The film chronicles Close’s life beginning with the retelling of his father’s suicide right in front of him, when he as 8 years old. A horrific event which undoubtedly shaped him into the man he would become. However, as the film tracks Close’s life, it’s clear that perhaps this story, at the very least, isn’t entirely accurate. The tone that this question mark creates in the movie is pervasive throughout: Close was an intelligent man with vision, but also one deeply troubled.

It’s also posited whether Close resented the success of his colleagues and those whom he mentored. At the beginning of his career, he helped create an improv comedy troupe called The Compass Players in St. Louis. Two of his partners in crime were Mike Nichols and Elaine May, who would find great success in New York City but as a duo. Close would feel betrayed and left behind by Nichols and May, and while he attempted to build his own career by joining Second City in both Chicago and Toronto, he would never achieve the success he felt he deserved.

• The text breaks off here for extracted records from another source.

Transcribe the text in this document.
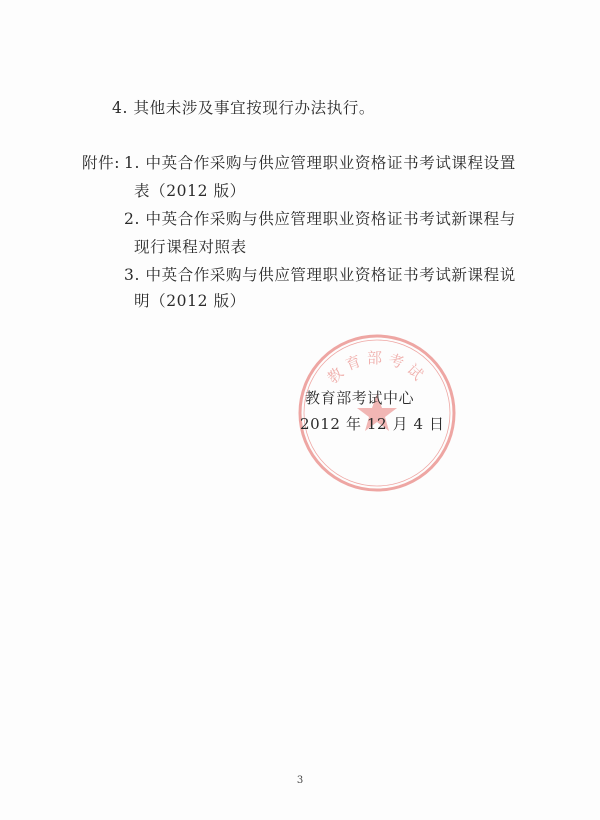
4. 其他未涉及事宜按现行办法执行。
附件: 1. 中英合作采购与供应管理职业资格证书考试课程设置
表（2012 版）
2. 中英合作采购与供应管理职业资格证书考试新课程与
现行课程对照表
3. 中英合作采购与供应管理职业资格证书考试新课程说
明（2012 版）
教育部考试
教育部考试中心
2012 年 12 月 4 日
3
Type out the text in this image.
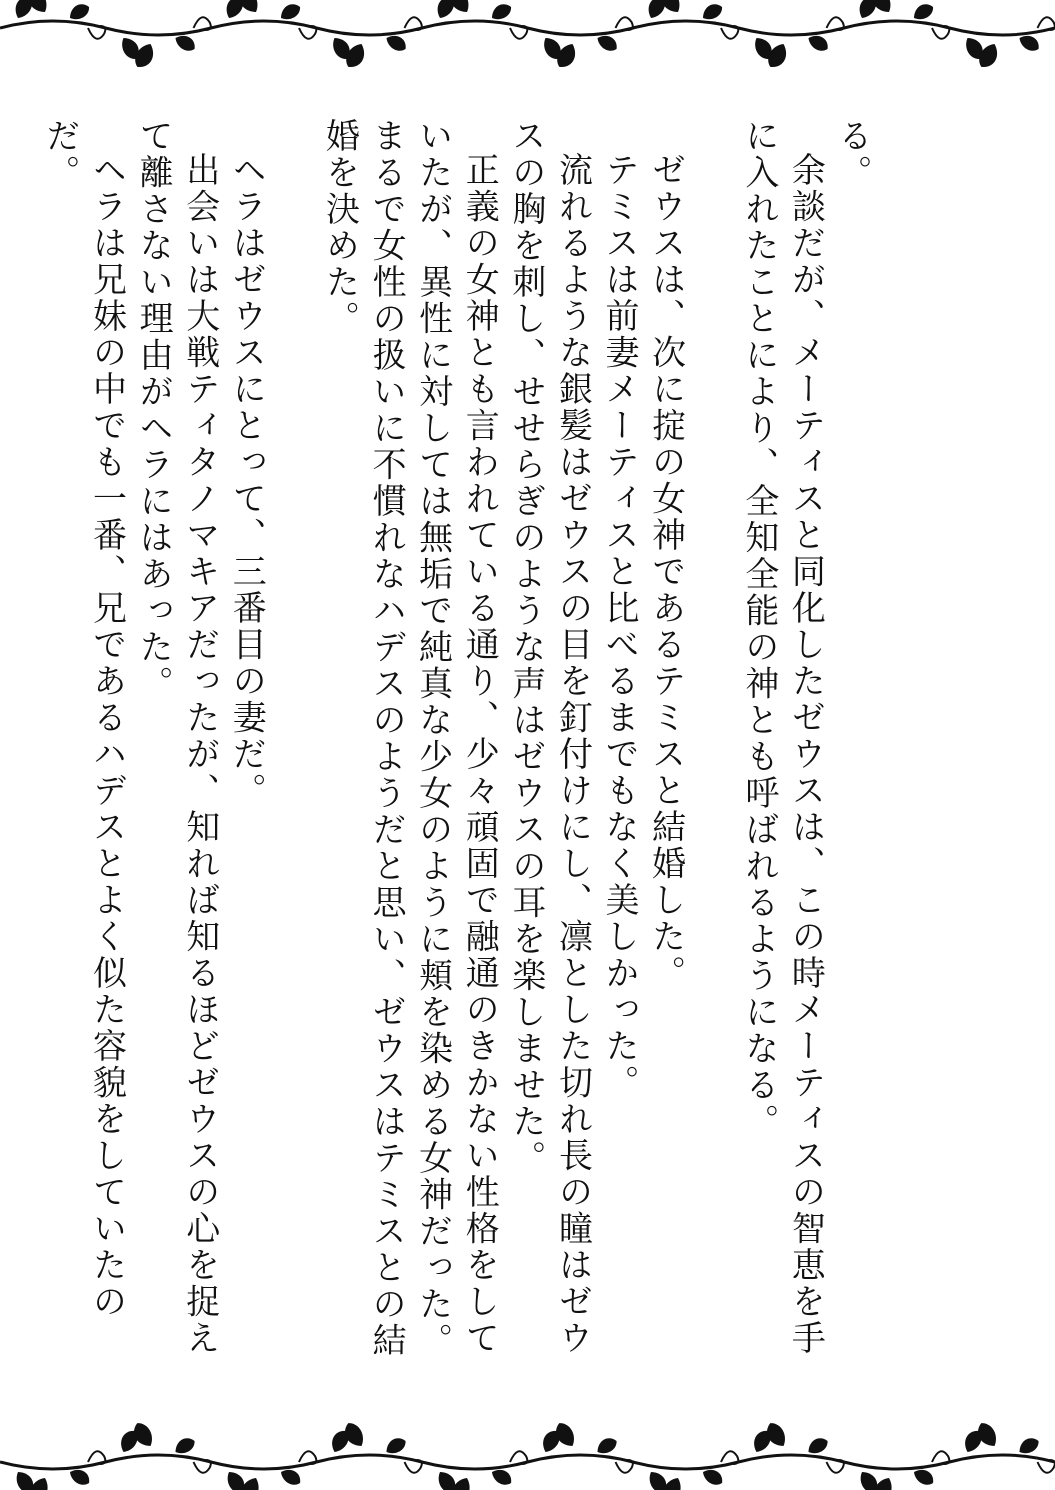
る。

余談だが、メーティスと同化したゼウスは、この時メーティスの智恵を手に入れたことにより、全知全能の神とも呼ばれるようになる。

ゼウスは、次に掟の女神であるテミスと結婚した。

テミスは前妻メーティスと比べるまでもなく美しかった。

流れるような銀髪はゼウスの目を釘付けにし、凛とした切れ長の瞳はゼウスの胸を刺し、せせらぎのような声はゼウスの耳を楽しませた。

正義の女神とも言われている通り、少々頑固で融通のきかない性格をしていたが、異性に対しては無垢で純真な少女のように頬を染める女神だった。まるで女性の扱いに不慣れなハデスのようだと思い、ゼウスはテミスとの結婚を決めた。

ヘラはゼウスにとって、三番目の妻だ。

出会いは大戦ティタノマキアだったが、知れば知るほどゼウスの心を捉えて離さない理由がヘラにはあった。

ヘラは兄妹の中でも一番、兄であるハデスとよく似た容貌をしていたのだ。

Although it would be easy to feel great sympathy for someone like Close, For Madmen Only is forthright in its exploration of the man. Close’s unpredictable antics and behaviour made him difficult to work with, which were exacerbated by his substance abuse problems. He burned bridges and it’s mentioned that Martin Short did not like him. (No doubt there were others.) He did find a great deal of success, though, by creating a new version of improvisation called Harold — a long-form style still performed by improv groups and troupes across the world today — and in co-founding the ImprovOlympic theatre in Chicago with comedian Charna Halpern.

One aspect of Close’s career that is heavily drawn from is one that some of his most ardent fans may not know. Close had created a comic book series with DC Comics in the ‘80s called Wasteland. It was part of the horror genre and inspired by Cole’s life, albeit with some dramatic license and gory exaggeration.

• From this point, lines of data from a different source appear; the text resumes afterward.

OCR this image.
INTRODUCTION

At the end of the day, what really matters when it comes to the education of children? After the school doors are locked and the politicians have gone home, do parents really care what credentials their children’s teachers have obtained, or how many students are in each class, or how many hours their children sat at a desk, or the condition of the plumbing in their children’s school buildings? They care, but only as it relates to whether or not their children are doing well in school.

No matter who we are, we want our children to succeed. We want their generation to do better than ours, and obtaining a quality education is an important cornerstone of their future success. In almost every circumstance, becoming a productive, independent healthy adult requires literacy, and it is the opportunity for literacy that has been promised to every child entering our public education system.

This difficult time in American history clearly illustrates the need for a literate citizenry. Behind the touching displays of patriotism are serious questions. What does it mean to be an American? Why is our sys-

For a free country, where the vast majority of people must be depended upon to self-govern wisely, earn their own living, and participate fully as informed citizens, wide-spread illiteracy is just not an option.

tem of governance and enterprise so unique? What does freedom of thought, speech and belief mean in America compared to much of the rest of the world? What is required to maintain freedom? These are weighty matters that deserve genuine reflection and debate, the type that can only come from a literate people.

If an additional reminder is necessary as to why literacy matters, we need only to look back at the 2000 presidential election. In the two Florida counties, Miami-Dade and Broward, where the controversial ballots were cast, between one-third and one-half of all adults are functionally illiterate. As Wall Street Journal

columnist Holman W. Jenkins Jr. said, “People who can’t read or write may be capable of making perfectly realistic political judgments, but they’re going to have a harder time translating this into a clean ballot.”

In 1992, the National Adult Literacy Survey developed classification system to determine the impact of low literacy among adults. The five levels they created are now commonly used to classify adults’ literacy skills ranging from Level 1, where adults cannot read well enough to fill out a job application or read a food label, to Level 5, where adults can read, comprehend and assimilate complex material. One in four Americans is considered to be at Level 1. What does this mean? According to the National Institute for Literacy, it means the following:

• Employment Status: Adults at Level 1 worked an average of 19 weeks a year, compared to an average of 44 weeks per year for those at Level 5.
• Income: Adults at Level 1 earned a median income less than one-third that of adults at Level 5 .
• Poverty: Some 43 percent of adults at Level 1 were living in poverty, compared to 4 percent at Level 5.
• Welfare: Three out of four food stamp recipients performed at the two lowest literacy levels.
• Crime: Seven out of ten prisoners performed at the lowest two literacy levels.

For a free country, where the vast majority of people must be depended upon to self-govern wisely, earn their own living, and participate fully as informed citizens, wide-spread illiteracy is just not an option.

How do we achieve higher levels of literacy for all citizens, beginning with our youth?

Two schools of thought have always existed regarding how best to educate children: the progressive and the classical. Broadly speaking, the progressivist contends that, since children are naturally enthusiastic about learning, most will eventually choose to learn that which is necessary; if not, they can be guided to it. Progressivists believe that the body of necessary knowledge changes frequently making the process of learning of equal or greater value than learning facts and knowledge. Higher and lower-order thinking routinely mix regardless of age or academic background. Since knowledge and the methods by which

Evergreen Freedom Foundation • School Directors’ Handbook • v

Director Heather Ross uses_ Wasteland_ as a vehicle to tell Close’s story. Not only are there behind-the-scenes editorial meetings and brainstorms reenacted by James Urbaniak, Matt Walsh, and Josh Fadem (playing Close, editor Mike Gold, and writer John Ostrander, respectively), panels of the comic itself are used to illustrate different moments in Close’s life.

The use of Wasteland’s panels, as well as other comedic reenactments from Lauren Lapkus, Patton Oswalt, and Paul Scheer, are perfectly in keeping with Del Close as a man and a comedian. The comic book in particular serves as a great visualization of how Close perceived memorable events in his life. However, it’s the interviews with Close’s proteges, notably Tim Meadows, Bob Odenkirk, and Mike Myers, and his own archival footage that delivers the greatest insight.

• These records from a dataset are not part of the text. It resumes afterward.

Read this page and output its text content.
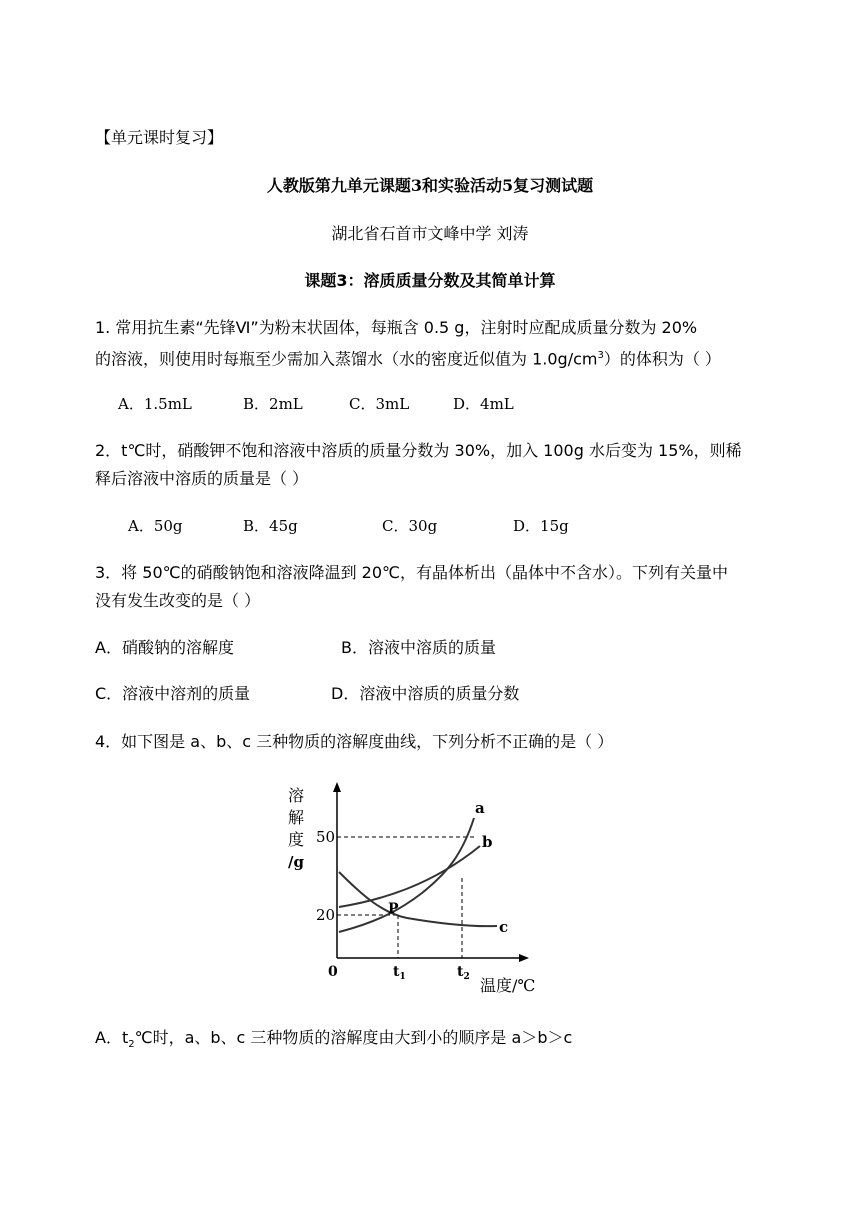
【单元课时复习】
人教版第九单元课题3和实验活动5复习测试题
湖北省石首市文峰中学 刘涛
课题3：溶质质量分数及其简单计算
1. 常用抗生素“先锋Ⅵ”为粉末状固体，每瓶含 0.5 g，注射时应配成质量分数为 20%
的溶液，则使用时每瓶至少需加入蒸馏水（水的密度近似值为 $1.0g/cm^3$）的体积为（ ）
A．1.5mL	B．2mL	C．3mL	D．4mL
2．t℃时，硝酸钾不饱和溶液中溶质的质量分数为 30%，加入 100g 水后变为 15%，则稀
释后溶液中溶质的质量是（ ）
A．50g	B．45g	C．30g	D．15g
3．将 50℃的硝酸钠饱和溶液降温到 20℃，有晶体析出（晶体中不含水）。下列有关量中
没有发生改变的是（ ）
A．硝酸钠的溶解度	B．溶液中溶质的质量
C．溶液中溶剂的质量	D．溶液中溶质的质量分数
4．如下图是 a、b、c 三种物质的溶解度曲线，下列分析不正确的是（ ）
溶
解
度
/g
50
20
0	$t_1$	$t_2$
a
b
c
P
温度/℃
A．$t_2℃$时，a、b、c 三种物质的溶解度由大到小的顺序是 a＞b＞c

For Madmen Only is almost an investigative documentary as it becomes clear that Close might be an unreliable narrator to his own story. Hearing Close, his contemporaries, and students tell the same story with varying versions creates added ambiguity to understanding who he is. While we may never have all of the pieces to the puzzle, Ross gets close to putting together a portrait of this comedy legend.

In many ways For Madmen Only, is a great gift to Del Close as it shines a spotlight on his achievements and gives him the recognition he desired in life. Comedy and improv nerds will be delighted by the film — it’s an excellent deep-dive into one of the main influences on contemporary comedy—and the archival footage of Close discussing Harold will surely have them frothing at the mouth. Ross has made Close’s story accessible to everyone by focusing on the universal truths that self-assessment is difficult, and even though we may not achieve our original hopes and dreams, it doesn’t mean that the impact we make isn’t important or worthwhile.

For Madmen Only streams via Hot Docs Ted Rogers Cinema beginning July 29.